- Directed by: David Baker
- Written by: David Baker Paul Davies (writer)
- Based on: an idea by David Baker
- Produced by: Tom Burstall
- Starring: Paul Williams Sigrid Thornton Judy Morris Brandon Burke David Argue
- Cinematography: Bruce McNaughton
- Edited by: Don Saunders
- Music by: Chris Neal
- Production company: Niel Lynne Productions
- Release date: 1985;
- Running time: 125 minutes
- Country: Australia
- Language: English
- Budget: AU$1.9 million

= Niel Lynne =

Niel Lynne (also known as Best Enemies) is a 1985 Australian film about a young man during the 1960s.

==Plot==
Niel Lynne (Paul Williams) is a romantic influenced by his rebellious cousin Eric. Niel falls in love with his cousin Patricia (Judy Morris), who has spent time in Paris.

Patricia then goes to Canberra. Neil joins Eric in Melbourne, where Eric is dating the beautiful Fennimore (Sigrid Thornton). After working as an editor for a student newspaper, Niel then volunteers to fight in Vietnam and Patricia joins the Viet Cong. They are finally reunited and get married.

==Cast==
- Paul Williams as Niel
- Judy Morris as Patricia
- Terry McDermott as Rob Lynne
- David Argue as Reg
- Sigrid Thornton as Fennimore
- George Mallaby as Mike O'Brien
- Nina Landis as Helen
- Nicki Paull as Melissa
- Esme Melville as Old Woman
- Harold Baigent as Guard
- Brandon Burke as Eric

==Production==
David Baker tried to get the film made for eight years. The script was inspired by 'Siren Voices', Henry Handel Richardson's 1896 translation of a story by Danish writer, J.P. Jacobs, Niels Lyhne. It was originally set in the 1930s but Baker updated it to the Vietnam War.

The film was funded by a pre-sale to Channel Seven and to the Australian Film Commission's Special Production Fund. It was shot over seven weeks in and around Melbourne.

The film finished under budget and the management company making the film were allowed to be reimbursed up to 10% of the $1.9 million budget if the production ran under – Niel Lynne ran under budget to almost exactly that amount and the money was paid out as bonuses.

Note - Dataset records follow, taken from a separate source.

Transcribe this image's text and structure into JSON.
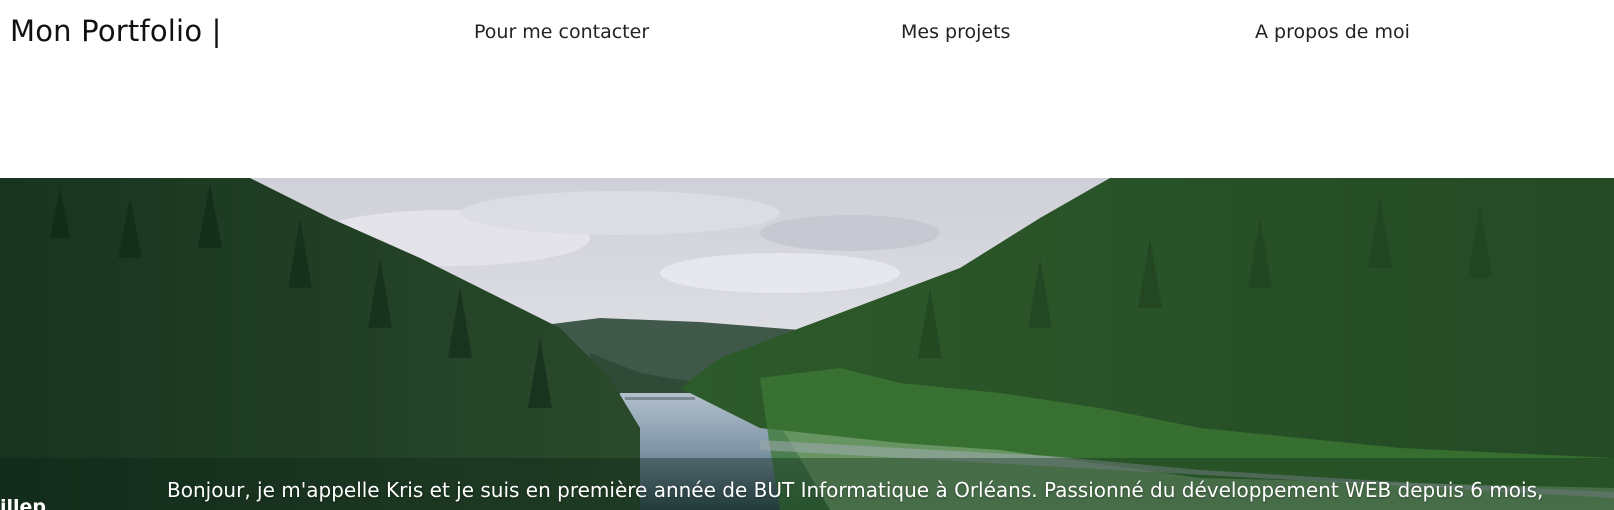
{
  "header": {
    "brand": "Mon Portfolio  |",
    "nav": [
      {
        "label": "Pour me contacter"
      },
      {
        "label": "Mes projets"
      },
      {
        "label": "A propos de moi"
      }
    ]
  },
  "hero": {
    "image": "forest-lake-valley-photo",
    "intro": "Bonjour, je m'appelle Kris et je suis en première année de BUT Informatique à Orléans. Passionné du développement WEB depuis 6 mois,",
    "corner_text": "illep"
  },
  "colors": {
    "background": "#ffffff",
    "text": "#1a1a1a",
    "hero_text": "#ffffff"
  }
}
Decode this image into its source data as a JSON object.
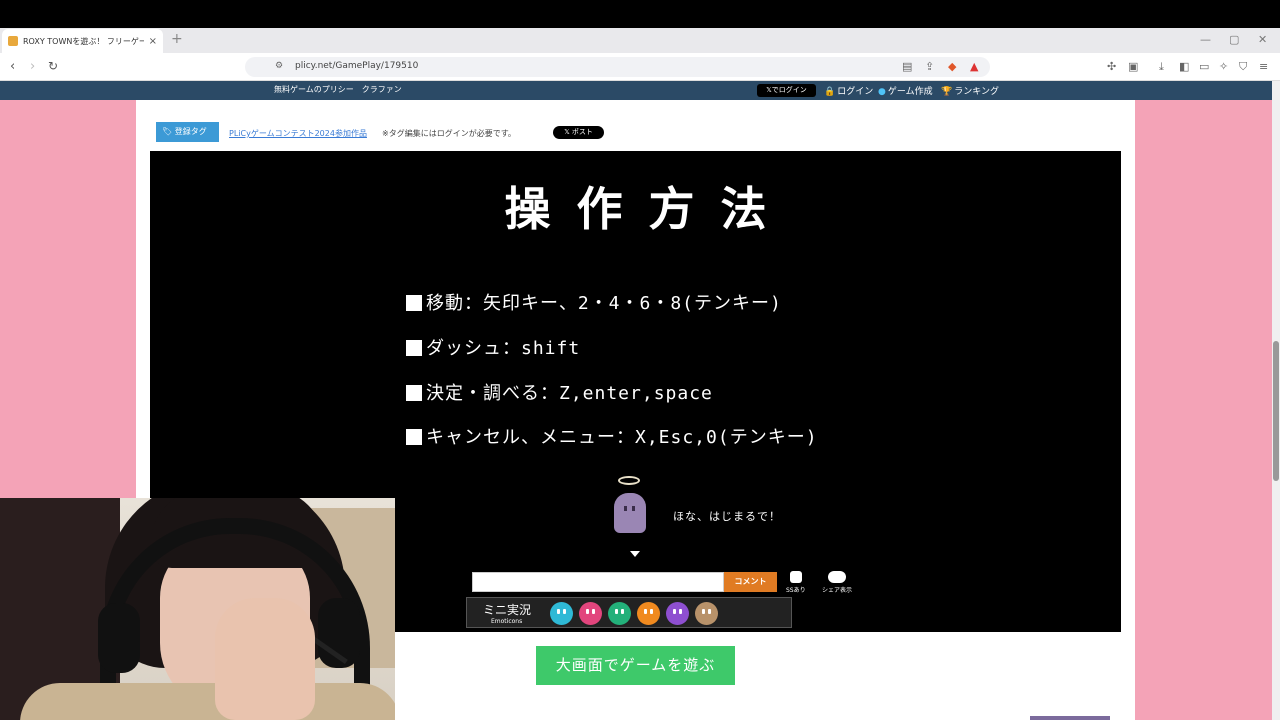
{
  "browser": {
    "tab_title": "ROXY TOWNを遊ぶ！ フリーゲー",
    "tab_close": "×",
    "new_tab": "+",
    "url": "plicy.net/GamePlay/179510",
    "window_controls": [
      "—",
      "▢",
      "✕"
    ]
  },
  "site_bar": {
    "brand": "無料ゲームのプリシー　クラファン",
    "x_login": "𝕏でログイン",
    "login": "ログイン",
    "create_game": "ゲーム作成",
    "ranking": "ランキング"
  },
  "tags": {
    "tag_button": "登録タグ",
    "contest_link": "PLiCyゲームコンテスト2024参加作品",
    "note": "※タグ編集にはログインが必要です。",
    "x_post": "𝕏 ポスト"
  },
  "game": {
    "title": "操作方法",
    "lines": [
      "移動：矢印キー、2・4・6・8(テンキー)",
      "ダッシュ：shift",
      "決定・調べる：Z,enter,space",
      "キャンセル、メニュー：X,Esc,0(テンキー)"
    ],
    "speech": "ほな、はじまるで！"
  },
  "comment": {
    "placeholder": "",
    "button": "コメント",
    "ss_label": "SSあり",
    "share_label": "シェア表示"
  },
  "emoticons": {
    "label": "ミニ実況",
    "sub": "Emoticons",
    "colors": [
      "#2fb9d6",
      "#e2457d",
      "#23b07a",
      "#f08a1f",
      "#8e4fd0",
      "#b8926a"
    ]
  },
  "play_big": "大画面でゲームを遊ぶ",
  "colors": {
    "page_bg": "#f4a3b7",
    "site_bar": "#2b4a66",
    "play_button": "#3ec96a",
    "comment_button": "#e07b23",
    "tag_button": "#3c9ad6"
  }
}
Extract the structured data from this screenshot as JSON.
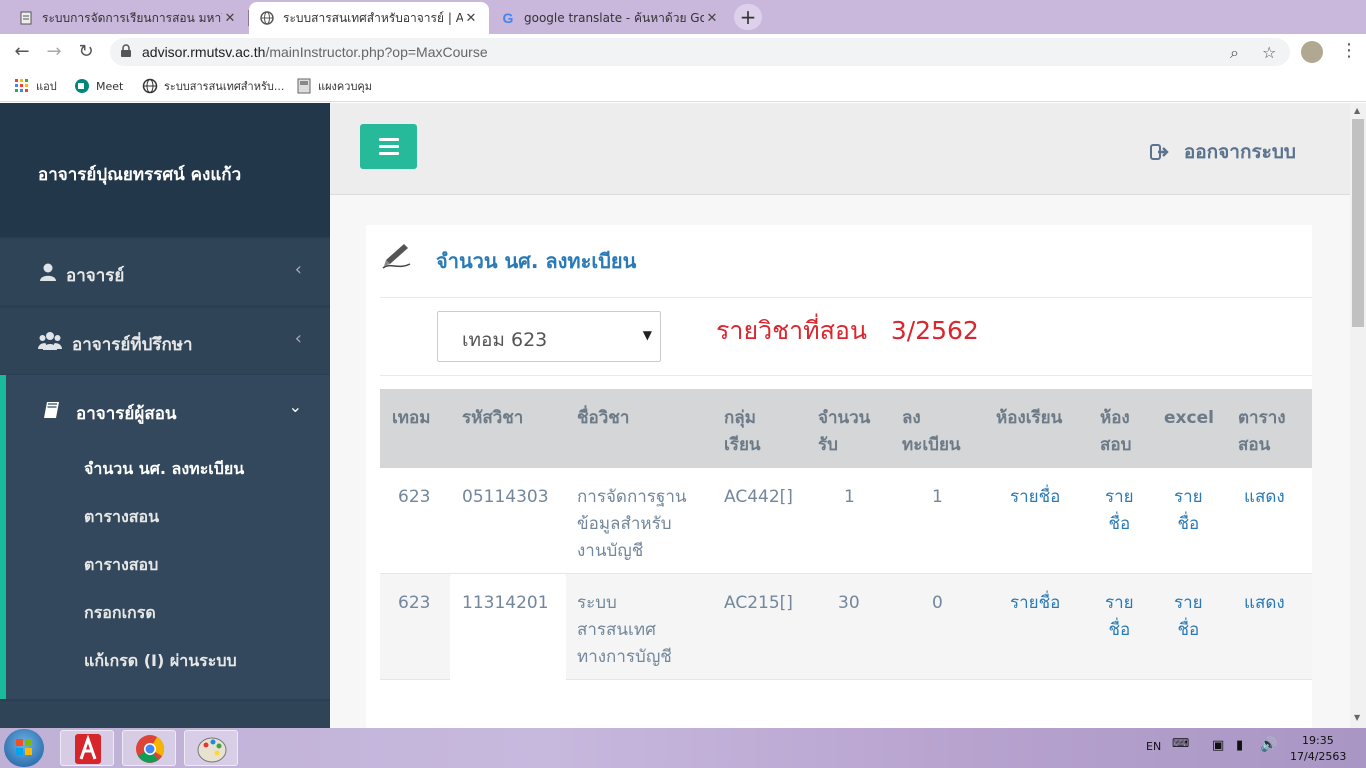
{
  "browser": {
    "tabs": [
      {
        "title": "ระบบการจัดการเรียนการสอน มหาวิทย",
        "active": false
      },
      {
        "title": "ระบบสารสนเทศสำหรับอาจารย์ | Advis",
        "active": true
      },
      {
        "title": "google translate - ค้นหาด้วย Goog",
        "active": false
      }
    ],
    "url_host": "advisor.rmutsv.ac.th",
    "url_path": "/mainInstructor.php?op=MaxCourse",
    "bookmarks": [
      "แอป",
      "Meet",
      "ระบบสารสนเทศสำหรับ...",
      "แผงควบคุม"
    ]
  },
  "sidebar": {
    "user_name": "อาจารย์ปุณยทรรศน์ คงแก้ว",
    "menu": [
      {
        "label": "อาจารย์",
        "icon": "user-icon"
      },
      {
        "label": "อาจารย์ที่ปรึกษา",
        "icon": "users-icon"
      },
      {
        "label": "อาจารย์ผู้สอน",
        "icon": "book-icon"
      }
    ],
    "submenu": [
      "จำนวน นศ. ลงทะเบียน",
      "ตารางสอน",
      "ตารางสอบ",
      "กรอกเกรด",
      "แก้เกรด (I) ผ่านระบบ"
    ]
  },
  "topbar": {
    "logout_label": "ออกจากระบบ"
  },
  "panel": {
    "title": "จำนวน นศ. ลงทะเบียน",
    "term_selected": "เทอม 623",
    "course_heading": "รายวิชาที่สอน   3/2562"
  },
  "table": {
    "headers": [
      [
        "เทอม"
      ],
      [
        "รหัสวิชา"
      ],
      [
        "ชื่อวิชา"
      ],
      [
        "กลุ่ม",
        "เรียน"
      ],
      [
        "จำนวน",
        "รับ"
      ],
      [
        "ลง",
        "ทะเบียน"
      ],
      [
        "ห้องเรียน"
      ],
      [
        "ห้อง",
        "สอบ"
      ],
      [
        "excel"
      ],
      [
        "ตาราง",
        "สอน"
      ]
    ],
    "rows": [
      {
        "term": "623",
        "code": "05114303",
        "name": [
          "การจัดการฐาน",
          "ข้อมูลสำหรับ",
          "งานบัญชี"
        ],
        "group": "AC442[]",
        "capacity": "1",
        "enrolled": "1",
        "room_link": "รายชื่อ",
        "exam_link": [
          "ราย",
          "ชื่อ"
        ],
        "excel_link": [
          "ราย",
          "ชื่อ"
        ],
        "schedule_link": "แสดง"
      },
      {
        "term": "623",
        "code": "11314201",
        "name": [
          "ระบบ",
          "สารสนเทศ",
          "ทางการบัญชี"
        ],
        "group": "AC215[]",
        "capacity": "30",
        "enrolled": "0",
        "room_link": "รายชื่อ",
        "exam_link": [
          "ราย",
          "ชื่อ"
        ],
        "excel_link": [
          "ราย",
          "ชื่อ"
        ],
        "schedule_link": "แสดง"
      }
    ]
  },
  "taskbar": {
    "lang": "EN",
    "time": "19:35",
    "date": "17/4/2563"
  },
  "colors": {
    "sidebar": "#2a3f54",
    "accent": "#26b99a",
    "link": "#2a7ab7",
    "heading_red": "#d9262f"
  }
}
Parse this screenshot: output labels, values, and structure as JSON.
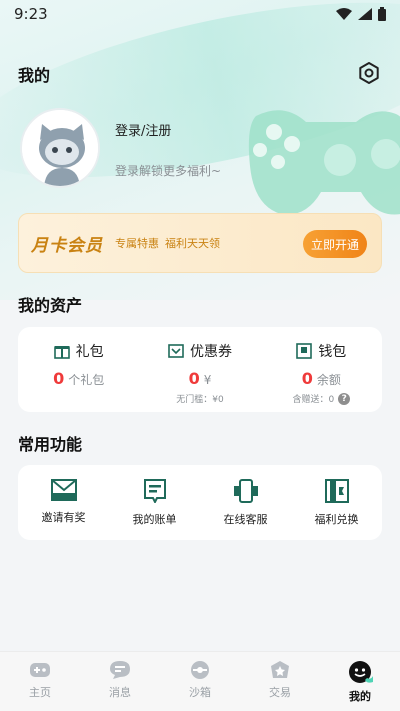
{
  "status_bar": {
    "time": "9:23"
  },
  "header": {
    "title": "我的"
  },
  "profile": {
    "login_label": "登录/注册",
    "subtitle": "登录解锁更多福利~"
  },
  "vip": {
    "title": "月卡会员",
    "tag1": "专属特惠",
    "tag2": "福利天天领",
    "button_label": "立即开通"
  },
  "assets": {
    "title": "我的资产",
    "items": [
      {
        "label": "礼包",
        "value": "0",
        "unit": "个礼包",
        "note": ""
      },
      {
        "label": "优惠券",
        "value": "0",
        "unit": "¥",
        "note": "无门槛：¥0"
      },
      {
        "label": "钱包",
        "value": "0",
        "unit": "余额",
        "note": "含赠送：0"
      }
    ]
  },
  "functions": {
    "title": "常用功能",
    "items": [
      {
        "label": "邀请有奖"
      },
      {
        "label": "我的账单"
      },
      {
        "label": "在线客服"
      },
      {
        "label": "福利兑换"
      }
    ]
  },
  "tabs": [
    {
      "label": "主页",
      "active": false
    },
    {
      "label": "消息",
      "active": false
    },
    {
      "label": "沙箱",
      "active": false
    },
    {
      "label": "交易",
      "active": false
    },
    {
      "label": "我的",
      "active": true
    }
  ],
  "colors": {
    "accent_red": "#ef3a3a",
    "vip_gold": "#c98212",
    "vip_button": "#f08418",
    "hero_mint": "#dff3f1"
  }
}
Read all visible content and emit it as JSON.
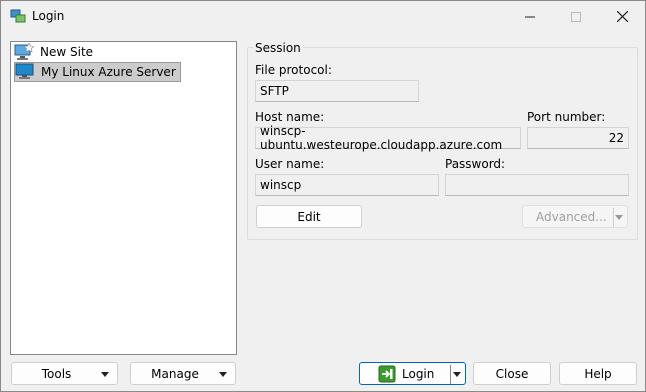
{
  "window": {
    "title": "Login",
    "icons": {
      "app": "winscp-login-icon",
      "minimize": "minimize-icon",
      "maximize": "maximize-icon",
      "close": "close-icon"
    }
  },
  "sites": {
    "items": [
      {
        "label": "New Site",
        "icon": "new-site-icon",
        "selected": false
      },
      {
        "label": "My Linux Azure Server",
        "icon": "site-computer-icon",
        "selected": true
      }
    ]
  },
  "session": {
    "group_label": "Session",
    "protocol_label": "File protocol:",
    "protocol_value": "SFTP",
    "host_label": "Host name:",
    "host_value": "winscp-ubuntu.westeurope.cloudapp.azure.com",
    "port_label": "Port number:",
    "port_value": "22",
    "user_label": "User name:",
    "user_value": "winscp",
    "password_label": "Password:",
    "password_value": "",
    "edit_label": "Edit",
    "advanced_label": "Advanced..."
  },
  "footer": {
    "tools_label": "Tools",
    "manage_label": "Manage",
    "login_label": "Login",
    "close_label": "Close",
    "help_label": "Help"
  },
  "colors": {
    "accent": "#0067c0",
    "login_icon_green": "#3c9a2e",
    "monitor_blue": "#1e88c8"
  }
}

David Baker cut eleven minutes from the film including a subplot involving Nicki Paull as Lynne's teenage bride who is killed in a car accident.

==Release==
Despite the strength of its cast, the film was never released to cinemas and went straight to television. It was later released in America on video under the title Best Enemies.